However, there is no issue more emotive and more apparently insoluble than migration and, in particular, the flow of desperate people making the dangerous journey in small boats across the English Channel. Today, more may arrive.
They are risking their lives; there have been tragedies; and there will no doubt be worse tragedies to come. The fact that the government are having to resort to more and more bizarre schemes – the ridiculous overcrowded barge off the coast of Dorset, and a new scheme to send people to the virtually uninhabited volcanic islet of Ascension, 1,000 miles from land – merely demonstrates the paucity of realistic, legally sound, practical options.
One of the few things that all involved do agree on is that the UK should try to “stop the boats”. It’s an ugly slogan, for sure, and so are the attitudes of some on the right, and the dehumanising talk of “illegals” and “invaders”; but it’s actually something that represents a rare consensus. The problem is, obviously, how to do it. Or, to pitch it a little further into the future, how would Labour do it?

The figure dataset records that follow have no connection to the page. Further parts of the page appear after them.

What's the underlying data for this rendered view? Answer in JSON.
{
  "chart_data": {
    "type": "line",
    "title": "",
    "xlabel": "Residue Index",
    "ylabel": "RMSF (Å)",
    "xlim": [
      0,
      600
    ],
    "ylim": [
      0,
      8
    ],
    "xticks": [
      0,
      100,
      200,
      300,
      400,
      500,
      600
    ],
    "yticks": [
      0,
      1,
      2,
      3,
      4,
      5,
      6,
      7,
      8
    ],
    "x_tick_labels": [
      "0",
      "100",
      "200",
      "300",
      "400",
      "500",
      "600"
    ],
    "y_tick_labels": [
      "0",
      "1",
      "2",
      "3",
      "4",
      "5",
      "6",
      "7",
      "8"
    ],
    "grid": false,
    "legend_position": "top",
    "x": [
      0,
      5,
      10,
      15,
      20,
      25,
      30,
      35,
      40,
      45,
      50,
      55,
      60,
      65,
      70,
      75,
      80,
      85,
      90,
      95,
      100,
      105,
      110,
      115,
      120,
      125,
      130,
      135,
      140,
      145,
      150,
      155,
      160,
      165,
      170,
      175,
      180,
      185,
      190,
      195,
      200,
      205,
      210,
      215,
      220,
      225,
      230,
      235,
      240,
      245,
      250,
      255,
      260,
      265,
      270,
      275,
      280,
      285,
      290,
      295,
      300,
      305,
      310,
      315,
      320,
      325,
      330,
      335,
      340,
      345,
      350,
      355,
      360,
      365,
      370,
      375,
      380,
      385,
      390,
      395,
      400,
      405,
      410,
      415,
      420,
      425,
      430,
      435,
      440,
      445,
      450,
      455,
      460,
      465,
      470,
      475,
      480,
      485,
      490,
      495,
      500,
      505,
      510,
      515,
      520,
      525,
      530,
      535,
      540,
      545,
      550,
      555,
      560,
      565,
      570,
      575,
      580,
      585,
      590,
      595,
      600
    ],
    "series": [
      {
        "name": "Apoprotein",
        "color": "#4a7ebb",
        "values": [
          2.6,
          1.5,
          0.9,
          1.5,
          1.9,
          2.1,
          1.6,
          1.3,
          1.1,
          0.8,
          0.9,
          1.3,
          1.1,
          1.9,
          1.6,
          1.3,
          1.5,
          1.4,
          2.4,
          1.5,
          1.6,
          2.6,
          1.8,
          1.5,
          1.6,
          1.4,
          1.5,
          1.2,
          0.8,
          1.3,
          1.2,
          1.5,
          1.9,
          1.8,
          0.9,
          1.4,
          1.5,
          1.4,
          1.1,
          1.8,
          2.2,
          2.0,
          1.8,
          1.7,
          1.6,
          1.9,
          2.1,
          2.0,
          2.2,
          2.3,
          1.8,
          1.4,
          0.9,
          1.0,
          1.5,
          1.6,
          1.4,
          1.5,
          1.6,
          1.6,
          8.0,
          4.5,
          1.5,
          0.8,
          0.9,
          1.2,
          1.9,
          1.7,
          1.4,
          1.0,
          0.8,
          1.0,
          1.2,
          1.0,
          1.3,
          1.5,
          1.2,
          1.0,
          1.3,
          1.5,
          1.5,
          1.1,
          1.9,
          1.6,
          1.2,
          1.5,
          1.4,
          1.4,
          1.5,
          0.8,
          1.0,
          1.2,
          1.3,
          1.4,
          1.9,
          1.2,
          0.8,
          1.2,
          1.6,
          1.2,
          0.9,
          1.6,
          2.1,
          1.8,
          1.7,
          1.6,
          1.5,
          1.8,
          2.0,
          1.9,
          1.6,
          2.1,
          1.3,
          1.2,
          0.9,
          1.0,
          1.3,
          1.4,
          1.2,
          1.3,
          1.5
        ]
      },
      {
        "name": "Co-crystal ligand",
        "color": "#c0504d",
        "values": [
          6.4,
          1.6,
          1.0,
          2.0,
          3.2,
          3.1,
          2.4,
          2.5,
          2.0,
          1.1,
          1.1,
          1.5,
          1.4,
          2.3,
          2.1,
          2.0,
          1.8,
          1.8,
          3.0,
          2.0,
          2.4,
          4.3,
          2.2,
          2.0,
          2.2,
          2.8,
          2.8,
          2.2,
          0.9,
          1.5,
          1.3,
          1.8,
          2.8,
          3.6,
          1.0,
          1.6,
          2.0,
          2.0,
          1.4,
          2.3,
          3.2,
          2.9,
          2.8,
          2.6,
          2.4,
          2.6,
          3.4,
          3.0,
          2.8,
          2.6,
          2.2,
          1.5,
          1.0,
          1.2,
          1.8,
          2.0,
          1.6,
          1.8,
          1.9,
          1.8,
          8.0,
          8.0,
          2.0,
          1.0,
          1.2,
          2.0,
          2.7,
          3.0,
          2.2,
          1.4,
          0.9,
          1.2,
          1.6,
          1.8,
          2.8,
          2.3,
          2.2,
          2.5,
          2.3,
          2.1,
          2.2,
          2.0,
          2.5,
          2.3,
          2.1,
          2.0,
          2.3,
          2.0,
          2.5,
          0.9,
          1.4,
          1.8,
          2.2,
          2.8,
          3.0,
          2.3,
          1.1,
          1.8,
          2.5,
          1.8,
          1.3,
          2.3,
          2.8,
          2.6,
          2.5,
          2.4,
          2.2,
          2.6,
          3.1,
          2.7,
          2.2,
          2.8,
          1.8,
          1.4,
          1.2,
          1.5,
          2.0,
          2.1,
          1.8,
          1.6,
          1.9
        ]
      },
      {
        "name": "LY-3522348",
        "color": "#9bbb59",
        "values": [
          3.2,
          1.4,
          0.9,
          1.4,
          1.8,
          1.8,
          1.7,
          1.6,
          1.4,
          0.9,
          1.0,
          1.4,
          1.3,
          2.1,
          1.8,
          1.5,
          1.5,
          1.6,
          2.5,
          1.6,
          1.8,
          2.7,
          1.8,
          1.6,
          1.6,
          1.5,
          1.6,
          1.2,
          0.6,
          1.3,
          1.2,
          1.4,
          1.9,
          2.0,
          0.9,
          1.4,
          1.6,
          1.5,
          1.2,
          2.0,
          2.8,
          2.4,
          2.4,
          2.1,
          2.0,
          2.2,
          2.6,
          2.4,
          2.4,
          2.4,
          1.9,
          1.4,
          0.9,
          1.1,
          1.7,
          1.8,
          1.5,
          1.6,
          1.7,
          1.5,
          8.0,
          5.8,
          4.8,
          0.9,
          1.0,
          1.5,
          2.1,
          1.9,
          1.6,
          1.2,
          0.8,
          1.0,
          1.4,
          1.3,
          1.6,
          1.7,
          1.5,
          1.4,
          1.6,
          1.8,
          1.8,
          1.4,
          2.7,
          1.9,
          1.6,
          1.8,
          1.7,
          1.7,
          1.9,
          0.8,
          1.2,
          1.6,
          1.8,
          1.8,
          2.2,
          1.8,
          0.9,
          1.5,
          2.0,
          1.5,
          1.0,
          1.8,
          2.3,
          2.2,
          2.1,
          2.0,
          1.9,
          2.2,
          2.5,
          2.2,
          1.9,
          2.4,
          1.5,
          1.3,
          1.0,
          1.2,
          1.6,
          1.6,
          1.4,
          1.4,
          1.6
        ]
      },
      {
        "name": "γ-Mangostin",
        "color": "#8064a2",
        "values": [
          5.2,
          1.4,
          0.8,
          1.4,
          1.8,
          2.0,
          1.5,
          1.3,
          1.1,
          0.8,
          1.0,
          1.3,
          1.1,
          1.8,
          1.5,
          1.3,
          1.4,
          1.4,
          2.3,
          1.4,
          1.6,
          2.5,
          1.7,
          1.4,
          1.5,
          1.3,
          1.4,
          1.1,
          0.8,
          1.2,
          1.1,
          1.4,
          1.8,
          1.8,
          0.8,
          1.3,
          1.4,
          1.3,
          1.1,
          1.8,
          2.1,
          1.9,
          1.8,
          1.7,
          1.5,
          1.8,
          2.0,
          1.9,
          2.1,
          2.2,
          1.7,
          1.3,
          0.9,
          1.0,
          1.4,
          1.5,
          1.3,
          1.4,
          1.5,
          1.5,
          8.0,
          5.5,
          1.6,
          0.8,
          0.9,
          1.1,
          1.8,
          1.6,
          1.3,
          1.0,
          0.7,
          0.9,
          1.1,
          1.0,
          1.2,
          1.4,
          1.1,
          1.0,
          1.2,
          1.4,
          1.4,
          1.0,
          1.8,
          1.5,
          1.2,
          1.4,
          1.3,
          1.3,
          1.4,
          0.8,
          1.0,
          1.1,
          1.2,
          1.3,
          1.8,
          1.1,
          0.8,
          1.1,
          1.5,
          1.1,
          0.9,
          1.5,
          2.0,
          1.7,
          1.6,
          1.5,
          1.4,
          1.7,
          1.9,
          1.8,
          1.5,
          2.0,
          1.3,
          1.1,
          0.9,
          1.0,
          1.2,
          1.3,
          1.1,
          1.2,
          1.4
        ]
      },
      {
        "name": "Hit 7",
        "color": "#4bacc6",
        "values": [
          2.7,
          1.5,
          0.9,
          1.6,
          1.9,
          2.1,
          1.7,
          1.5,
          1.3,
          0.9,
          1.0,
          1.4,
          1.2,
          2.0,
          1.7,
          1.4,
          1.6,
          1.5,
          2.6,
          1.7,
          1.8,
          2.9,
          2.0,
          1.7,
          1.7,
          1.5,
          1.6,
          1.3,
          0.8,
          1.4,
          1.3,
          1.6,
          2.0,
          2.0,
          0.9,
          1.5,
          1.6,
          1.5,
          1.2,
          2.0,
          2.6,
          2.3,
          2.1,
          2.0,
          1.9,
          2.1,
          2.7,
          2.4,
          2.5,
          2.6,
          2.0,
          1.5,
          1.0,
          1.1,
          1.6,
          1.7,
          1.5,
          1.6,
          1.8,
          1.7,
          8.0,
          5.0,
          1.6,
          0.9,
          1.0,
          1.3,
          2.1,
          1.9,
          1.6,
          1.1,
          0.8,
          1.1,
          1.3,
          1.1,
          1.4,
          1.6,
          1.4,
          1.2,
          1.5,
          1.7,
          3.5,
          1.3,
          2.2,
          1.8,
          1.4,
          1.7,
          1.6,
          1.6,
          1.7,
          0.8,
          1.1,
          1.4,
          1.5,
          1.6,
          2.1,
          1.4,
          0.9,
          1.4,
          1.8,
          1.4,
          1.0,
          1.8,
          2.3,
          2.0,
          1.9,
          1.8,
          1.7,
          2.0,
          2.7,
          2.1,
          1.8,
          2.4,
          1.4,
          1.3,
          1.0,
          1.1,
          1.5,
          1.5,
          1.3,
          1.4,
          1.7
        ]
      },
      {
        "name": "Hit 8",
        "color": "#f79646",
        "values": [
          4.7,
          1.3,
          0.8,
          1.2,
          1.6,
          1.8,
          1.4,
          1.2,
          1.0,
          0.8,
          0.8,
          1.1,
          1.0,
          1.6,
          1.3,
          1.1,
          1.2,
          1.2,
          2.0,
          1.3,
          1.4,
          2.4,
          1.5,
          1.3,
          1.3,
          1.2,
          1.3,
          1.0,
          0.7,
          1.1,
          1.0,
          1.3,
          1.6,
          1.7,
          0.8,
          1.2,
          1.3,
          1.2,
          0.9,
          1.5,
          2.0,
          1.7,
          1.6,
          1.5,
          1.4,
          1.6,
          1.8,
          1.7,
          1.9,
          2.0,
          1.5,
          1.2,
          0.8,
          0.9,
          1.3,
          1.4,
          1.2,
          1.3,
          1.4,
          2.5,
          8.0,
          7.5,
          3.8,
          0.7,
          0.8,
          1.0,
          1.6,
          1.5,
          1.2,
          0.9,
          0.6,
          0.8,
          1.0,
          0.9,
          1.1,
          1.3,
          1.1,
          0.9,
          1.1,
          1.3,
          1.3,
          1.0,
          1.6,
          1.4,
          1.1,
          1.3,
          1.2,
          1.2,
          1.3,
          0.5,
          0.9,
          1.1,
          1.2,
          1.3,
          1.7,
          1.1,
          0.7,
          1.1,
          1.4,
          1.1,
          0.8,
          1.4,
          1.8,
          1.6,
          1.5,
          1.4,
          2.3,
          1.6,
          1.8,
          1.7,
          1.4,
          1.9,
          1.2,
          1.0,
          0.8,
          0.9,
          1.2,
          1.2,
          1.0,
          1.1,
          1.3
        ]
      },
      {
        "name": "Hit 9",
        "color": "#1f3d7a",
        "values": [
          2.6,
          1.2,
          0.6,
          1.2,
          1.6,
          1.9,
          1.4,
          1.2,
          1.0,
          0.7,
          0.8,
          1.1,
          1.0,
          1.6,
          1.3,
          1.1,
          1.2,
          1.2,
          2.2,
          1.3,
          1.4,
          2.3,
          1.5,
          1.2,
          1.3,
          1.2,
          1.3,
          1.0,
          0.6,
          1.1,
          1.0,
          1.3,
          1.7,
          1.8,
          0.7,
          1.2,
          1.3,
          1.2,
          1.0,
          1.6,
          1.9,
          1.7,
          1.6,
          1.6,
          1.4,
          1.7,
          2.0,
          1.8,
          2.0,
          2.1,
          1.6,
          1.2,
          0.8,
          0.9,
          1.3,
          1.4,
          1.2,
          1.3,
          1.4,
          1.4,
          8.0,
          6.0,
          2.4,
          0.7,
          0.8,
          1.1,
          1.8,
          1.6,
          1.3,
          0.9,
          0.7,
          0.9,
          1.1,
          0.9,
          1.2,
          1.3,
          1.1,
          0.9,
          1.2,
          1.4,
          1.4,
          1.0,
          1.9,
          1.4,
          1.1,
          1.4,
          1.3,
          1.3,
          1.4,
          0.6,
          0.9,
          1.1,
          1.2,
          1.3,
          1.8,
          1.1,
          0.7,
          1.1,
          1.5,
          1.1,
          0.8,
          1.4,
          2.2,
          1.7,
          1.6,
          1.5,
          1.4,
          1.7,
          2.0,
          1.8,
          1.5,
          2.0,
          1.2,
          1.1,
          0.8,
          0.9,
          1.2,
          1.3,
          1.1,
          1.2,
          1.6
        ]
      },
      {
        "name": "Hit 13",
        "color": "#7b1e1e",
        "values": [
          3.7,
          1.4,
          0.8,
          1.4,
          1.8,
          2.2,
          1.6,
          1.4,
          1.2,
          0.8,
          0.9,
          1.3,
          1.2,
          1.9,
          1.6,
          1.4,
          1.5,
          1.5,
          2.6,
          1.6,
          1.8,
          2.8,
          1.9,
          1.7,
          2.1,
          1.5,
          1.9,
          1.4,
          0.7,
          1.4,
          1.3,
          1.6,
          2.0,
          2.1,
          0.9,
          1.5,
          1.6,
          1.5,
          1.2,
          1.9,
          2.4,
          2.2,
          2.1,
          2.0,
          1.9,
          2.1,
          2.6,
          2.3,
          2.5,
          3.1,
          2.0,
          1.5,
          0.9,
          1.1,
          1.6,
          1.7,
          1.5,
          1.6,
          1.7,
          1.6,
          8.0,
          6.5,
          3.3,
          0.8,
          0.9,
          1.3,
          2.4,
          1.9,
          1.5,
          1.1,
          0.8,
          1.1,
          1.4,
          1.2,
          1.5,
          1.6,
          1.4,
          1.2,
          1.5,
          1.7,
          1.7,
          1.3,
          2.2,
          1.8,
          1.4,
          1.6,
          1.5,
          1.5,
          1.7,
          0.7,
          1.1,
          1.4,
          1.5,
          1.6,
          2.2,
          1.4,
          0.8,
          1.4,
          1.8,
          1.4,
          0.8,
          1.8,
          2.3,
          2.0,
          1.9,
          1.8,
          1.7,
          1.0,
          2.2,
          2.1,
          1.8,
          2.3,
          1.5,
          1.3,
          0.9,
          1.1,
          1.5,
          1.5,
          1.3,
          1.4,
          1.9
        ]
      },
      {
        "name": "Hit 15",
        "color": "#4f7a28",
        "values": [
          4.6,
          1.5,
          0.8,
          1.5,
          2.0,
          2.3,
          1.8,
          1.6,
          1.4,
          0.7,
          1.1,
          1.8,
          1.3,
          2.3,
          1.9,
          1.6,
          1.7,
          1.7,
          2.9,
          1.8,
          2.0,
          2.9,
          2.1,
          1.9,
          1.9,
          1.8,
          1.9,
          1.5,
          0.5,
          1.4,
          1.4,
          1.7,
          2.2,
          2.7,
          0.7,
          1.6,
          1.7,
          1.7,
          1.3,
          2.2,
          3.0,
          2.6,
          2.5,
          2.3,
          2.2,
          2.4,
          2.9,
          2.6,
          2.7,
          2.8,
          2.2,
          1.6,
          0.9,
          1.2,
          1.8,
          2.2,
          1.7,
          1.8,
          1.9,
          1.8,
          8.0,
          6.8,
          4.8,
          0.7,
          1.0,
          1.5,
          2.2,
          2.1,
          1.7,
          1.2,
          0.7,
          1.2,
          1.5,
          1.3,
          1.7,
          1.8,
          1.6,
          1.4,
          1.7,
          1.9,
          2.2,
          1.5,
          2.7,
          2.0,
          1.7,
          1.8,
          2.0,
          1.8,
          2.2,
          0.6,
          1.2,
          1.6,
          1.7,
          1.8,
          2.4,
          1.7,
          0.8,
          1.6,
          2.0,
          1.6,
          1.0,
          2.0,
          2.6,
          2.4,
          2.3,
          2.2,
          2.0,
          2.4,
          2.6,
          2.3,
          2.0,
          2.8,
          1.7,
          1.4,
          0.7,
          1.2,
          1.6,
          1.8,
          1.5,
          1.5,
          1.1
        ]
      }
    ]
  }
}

It is not entirely clear. Stephen Kinnock tells us that the infamous barge wouldn’t be decommissioned by an incoming Labour administration, or at least not immediately. They would end the Rwanda plan, which is more of a symbolic move than anything, given that it can’t process more than a few thousand refugees in a year. They’d crack down on the criminal gangs, just like the government is attempting to. They’d also try and get a returns agreement with the EU – with no sign that Brussels or Paris will be receptive.